Trump has dismissed the bill as “minor,” and he has not made clear whether he plans to eventually sign it. But after a meeting at the White House on Thursday afternoon, Speaker Mike Johnson said that he would formally present the bill to Trump for his signature. “We’re on exactly the same page,” he told reporters at the Capitol.

Once Congress presents the bill to Trump, the president has three options:

Here’s a closer look at the three pathways by which the legislation could become law or die.

Inaction by Trump Could Save the Bill — or Tank It

Sending the legislation to Trump is the simplest path forward. Under the U.S. Constitution, a president has 10 days, excluding Sundays, to sign or return a bill. If he has not done either by the end of that period, it becomes law without his signature.

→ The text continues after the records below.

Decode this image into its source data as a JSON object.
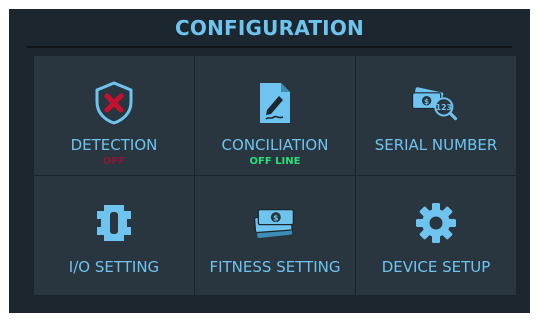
{
  "header": {
    "title": "CONFIGURATION"
  },
  "tiles": [
    {
      "label": "DETECTION",
      "status": "OFF",
      "status_color": "#8b1538"
    },
    {
      "label": "CONCILIATION",
      "status": "OFF LINE",
      "status_color": "#27e07a"
    },
    {
      "label": "SERIAL NUMBER"
    },
    {
      "label": "I/O SETTING"
    },
    {
      "label": "FITNESS SETTING"
    },
    {
      "label": "DEVICE SETUP"
    }
  ],
  "colors": {
    "accent": "#6ec4ef",
    "background": "#1c262e",
    "tile": "#2a363f",
    "alert": "#c8102e"
  },
  "icons": [
    "shield-x-icon",
    "document-signature-icon",
    "banknote-serial-search-icon",
    "io-connector-icon",
    "banknotes-stack-icon",
    "gear-icon"
  ]
}
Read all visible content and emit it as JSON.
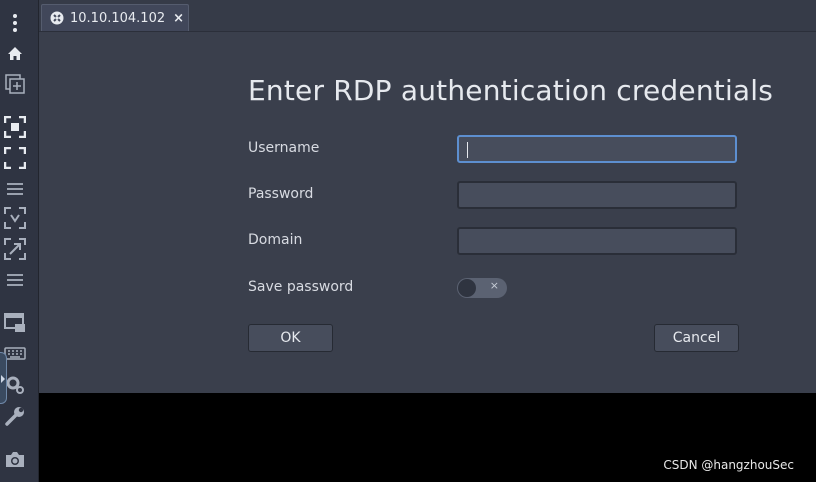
{
  "tab": {
    "title": "10.10.104.102",
    "close_glyph": "×",
    "icon": "connection-icon"
  },
  "sidebar": {
    "items": [
      {
        "icon": "menu-dots-icon"
      },
      {
        "icon": "home-icon"
      },
      {
        "icon": "new-tab-icon"
      },
      {
        "icon": "fit-window-icon"
      },
      {
        "icon": "fullscreen-icon"
      },
      {
        "icon": "separator-lines-icon"
      },
      {
        "icon": "scaled-mode-icon"
      },
      {
        "icon": "fit-screen-icon"
      },
      {
        "icon": "separator-lines-icon"
      },
      {
        "icon": "multi-monitor-icon"
      },
      {
        "icon": "keyboard-icon"
      },
      {
        "icon": "preferences-icon"
      },
      {
        "icon": "tools-icon"
      },
      {
        "icon": "screenshot-icon"
      }
    ]
  },
  "dialog": {
    "title": "Enter RDP authentication credentials",
    "username_label": "Username",
    "username_value": "",
    "password_label": "Password",
    "password_value": "",
    "domain_label": "Domain",
    "domain_value": "",
    "save_password_label": "Save password",
    "save_password_on": false,
    "toggle_off_glyph": "×",
    "ok_label": "OK",
    "cancel_label": "Cancel"
  },
  "watermark": "CSDN @hangzhouSec",
  "colors": {
    "background": "#3a3f4c",
    "sidebar": "#2f3442",
    "field_focus": "#5d8fd0"
  }
}
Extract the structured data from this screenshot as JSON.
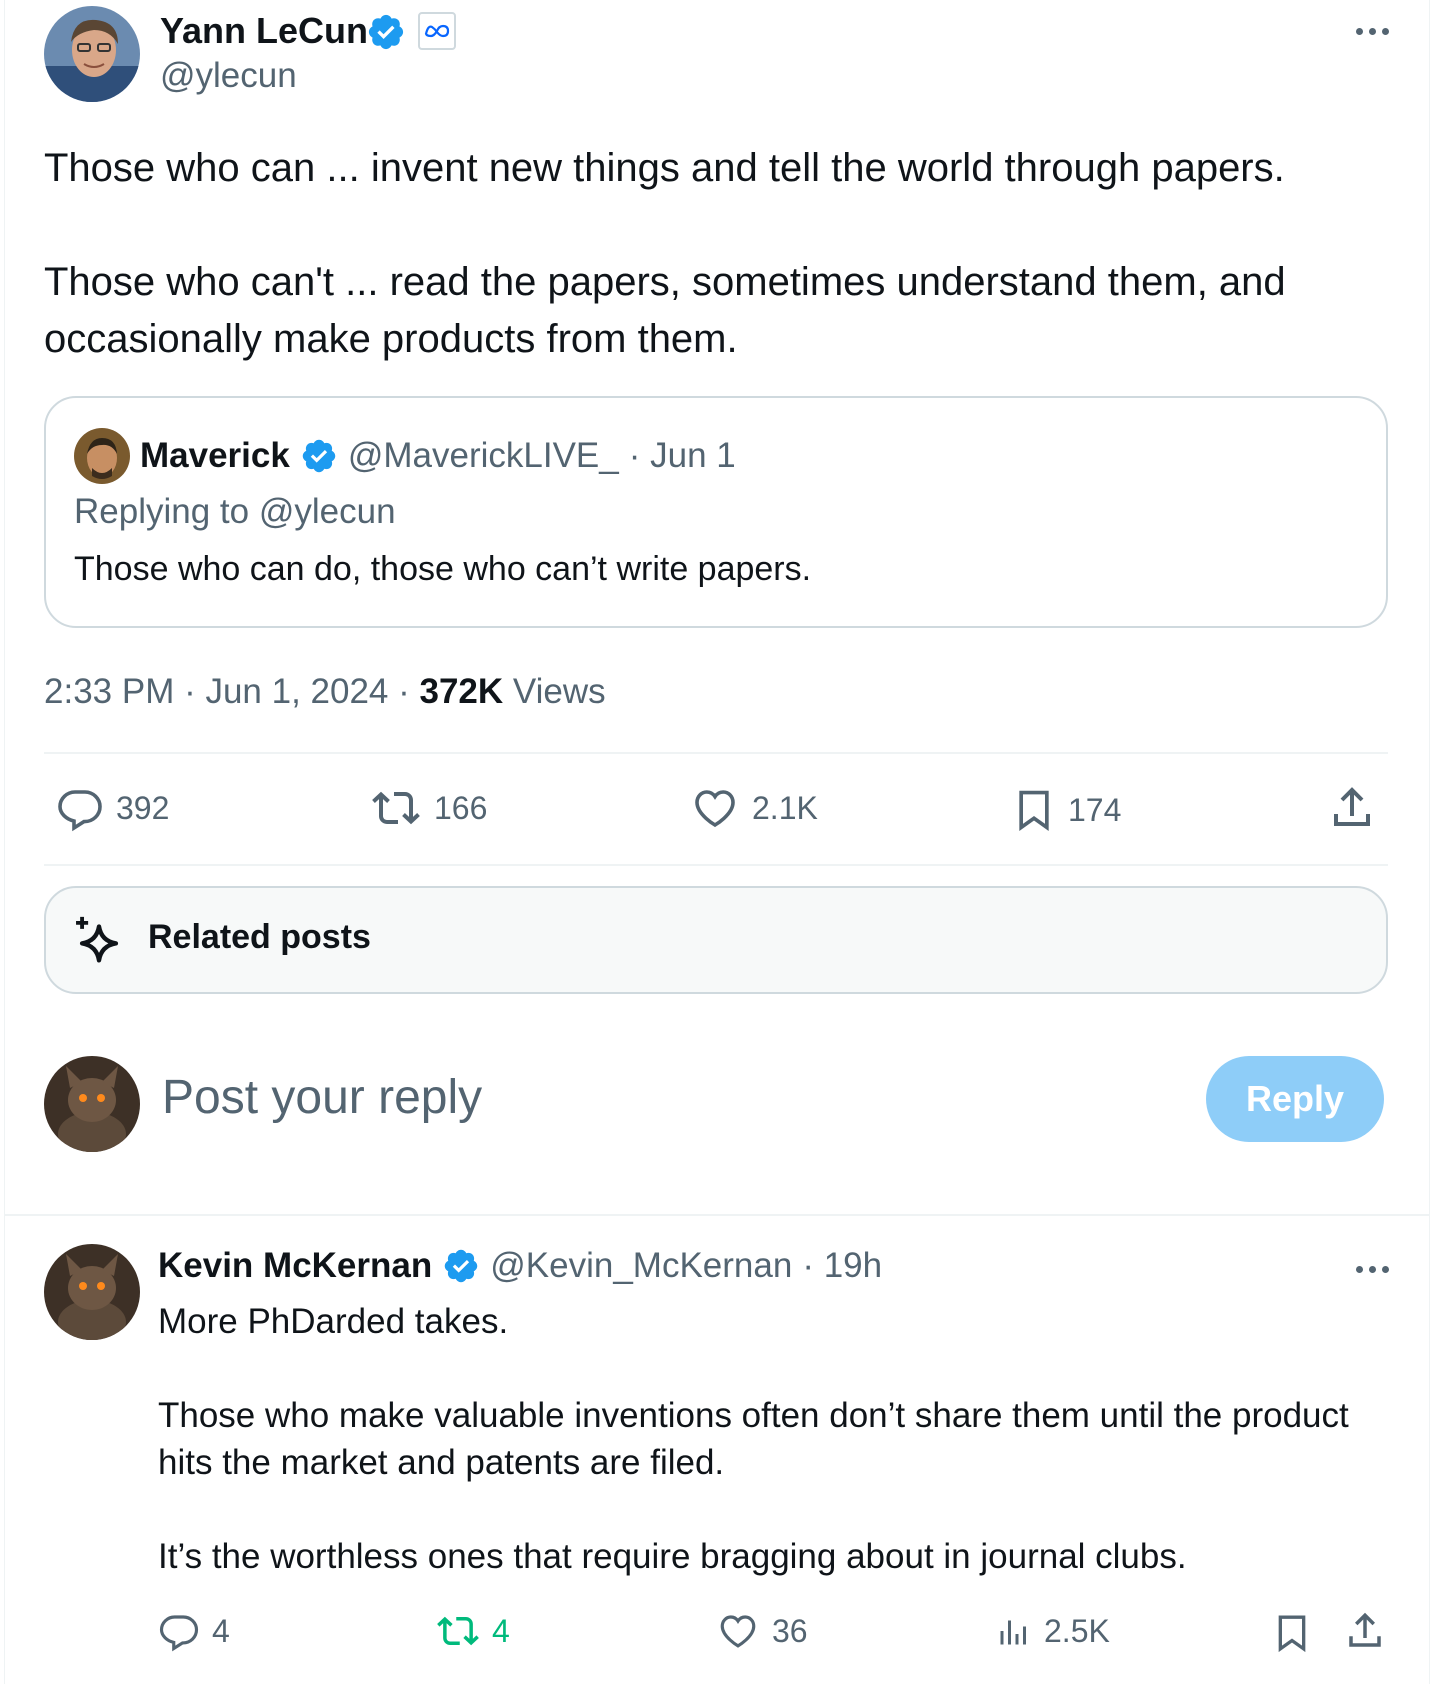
{
  "main_tweet": {
    "author_name": "Yann LeCun",
    "author_handle": "@ylecun",
    "affiliation_badge": "meta-logo",
    "text": "Those who can ... invent new things and tell the world through papers.\n\nThose who can't ... read the papers, sometimes understand them, and occasionally make products from them.",
    "timestamp": "2:33 PM · Jun 1, 2024 · ",
    "views_count": "372K",
    "views_label": " Views",
    "actions": {
      "replies": "392",
      "reposts": "166",
      "likes": "2.1K",
      "bookmarks": "174"
    }
  },
  "quoted_tweet": {
    "author_name": "Maverick",
    "author_handle": "@MaverickLIVE_",
    "date": "· Jun 1",
    "replying_to": "Replying to @ylecun",
    "text": "Those who can do, those who can’t write papers."
  },
  "related_posts": {
    "label": "Related posts"
  },
  "composer": {
    "placeholder": "Post your reply",
    "button_label": "Reply"
  },
  "reply_tweet": {
    "author_name": "Kevin McKernan",
    "author_handle": "@Kevin_McKernan",
    "time": "· 19h",
    "text": "More PhDarded takes.\n\nThose who make valuable inventions often don’t share them until the product hits the market and patents are filed.\n\nIt’s the worthless ones that require bragging about in journal clubs.",
    "actions": {
      "replies": "4",
      "reposts": "4",
      "likes": "36",
      "views": "2.5K"
    }
  },
  "colors": {
    "text_primary": "#0f1419",
    "text_secondary": "#536471",
    "verified_blue": "#1d9bf0",
    "repost_green": "#00ba7c",
    "reply_button_disabled": "#8ecdf8",
    "border": "#cfd9de"
  }
}
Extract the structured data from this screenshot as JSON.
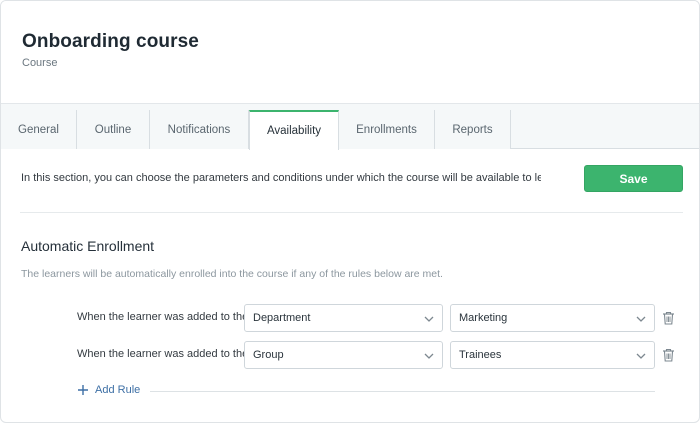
{
  "header": {
    "title": "Onboarding course",
    "subtitle": "Course"
  },
  "tabs": [
    {
      "label": "General"
    },
    {
      "label": "Outline"
    },
    {
      "label": "Notifications"
    },
    {
      "label": "Availability",
      "active": true
    },
    {
      "label": "Enrollments"
    },
    {
      "label": "Reports"
    }
  ],
  "availability": {
    "intro": "In this section, you can choose the parameters and conditions under which the course will be available to learners.",
    "save_label": "Save",
    "section_title": "Automatic Enrollment",
    "section_desc": "The learners will be automatically enrolled into the course if any of the rules below are met.",
    "rules": [
      {
        "condition": "When the learner was added to the",
        "type": "Department",
        "value": "Marketing"
      },
      {
        "condition": "When the learner was added to the",
        "type": "Group",
        "value": "Trainees"
      }
    ],
    "add_rule_label": "Add Rule"
  },
  "colors": {
    "accent": "#3cb46e",
    "link": "#3d6fa5"
  },
  "icons": {
    "dropdown": "chevron-down-icon",
    "delete": "trash-icon",
    "add": "plus-icon"
  }
}
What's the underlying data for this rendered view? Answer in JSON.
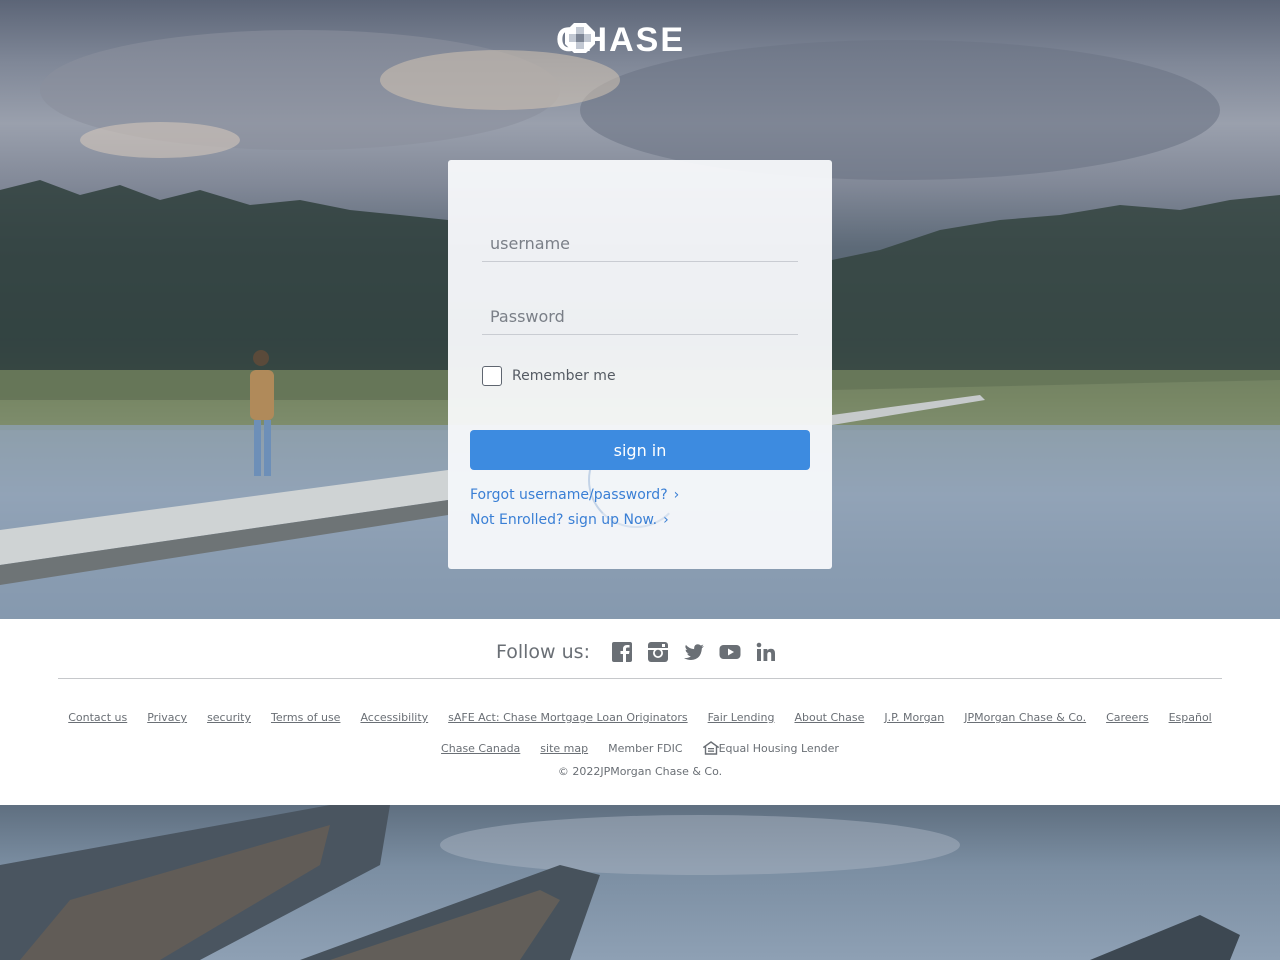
{
  "brand": {
    "name": "CHASE",
    "logo_icon": "chase-octagon-icon"
  },
  "login": {
    "username_placeholder": "username",
    "password_placeholder": "Password",
    "remember_label": "Remember me",
    "signin_label": "sign in",
    "forgot_link": "Forgot username/password?",
    "enroll_link": "Not Enrolled? sign up Now.",
    "chevron": "›"
  },
  "footer": {
    "follow_label": "Follow us:",
    "social": [
      "facebook-icon",
      "instagram-icon",
      "twitter-icon",
      "youtube-icon",
      "linkedin-icon"
    ],
    "links_row1": [
      "Contact us",
      "Privacy",
      "security",
      "Terms of use",
      "Accessibility",
      "sAFE Act: Chase Mortgage Loan Originators",
      "Fair Lending",
      "About Chase",
      "J.P. Morgan",
      "JPMorgan Chase & Co.",
      "Careers",
      "Español"
    ],
    "links_row2": {
      "chase_canada": "Chase Canada",
      "site_map": "site map",
      "member_fdic": "Member FDIC",
      "equal_housing": "Equal Housing Lender"
    },
    "copyright": "© 2022JPMorgan Chase & Co."
  },
  "colors": {
    "accent": "#3d8be0",
    "link": "#3a7fd5",
    "footer_text": "#6a6f75"
  }
}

But there’s a catch. If Congress is adjourned when that 10-day period ends, the unsigned bill is killed in what is known as a “pocket veto.” There are outstanding legal questions about whether this would happen during a congressional recess — when the chambers are out of session temporarily, as the House and the Senate are scheduled to be for 10 days beginning July 3, and for most of August — or only when Congress is adjourned at the end of a session, which will not happen until the end of the year.

Johnson did not address whether he was concerned about a potential pocket veto.

Trump Signs the Bill

The White House has declined to say whether the president might sign the bill another time. Trump told reporters on Wednesday afternoon that he was “not signing the housing bill,” pointing again to his demand that the Senate pass legislation that would impose national restrictions on voter registration and voting by mail.

But Trump has previously made the same kind of threat, only to relent. Congressional Republicans, eager to celebrate a bill they can point to as evidence that they are addressing voters’ concerns about high living costs, are likely to continue pressuring him.

Trump Vetoes the Bill

Trump has been consistently lukewarm about the housing measure, making it clear he does not consider it a priority, and has criticized it in recent days. Should he decide to veto it outright, Republicans in Congress would have to decide whether they wanted to try to rally their members to defy him in an effort to push it into law anyway.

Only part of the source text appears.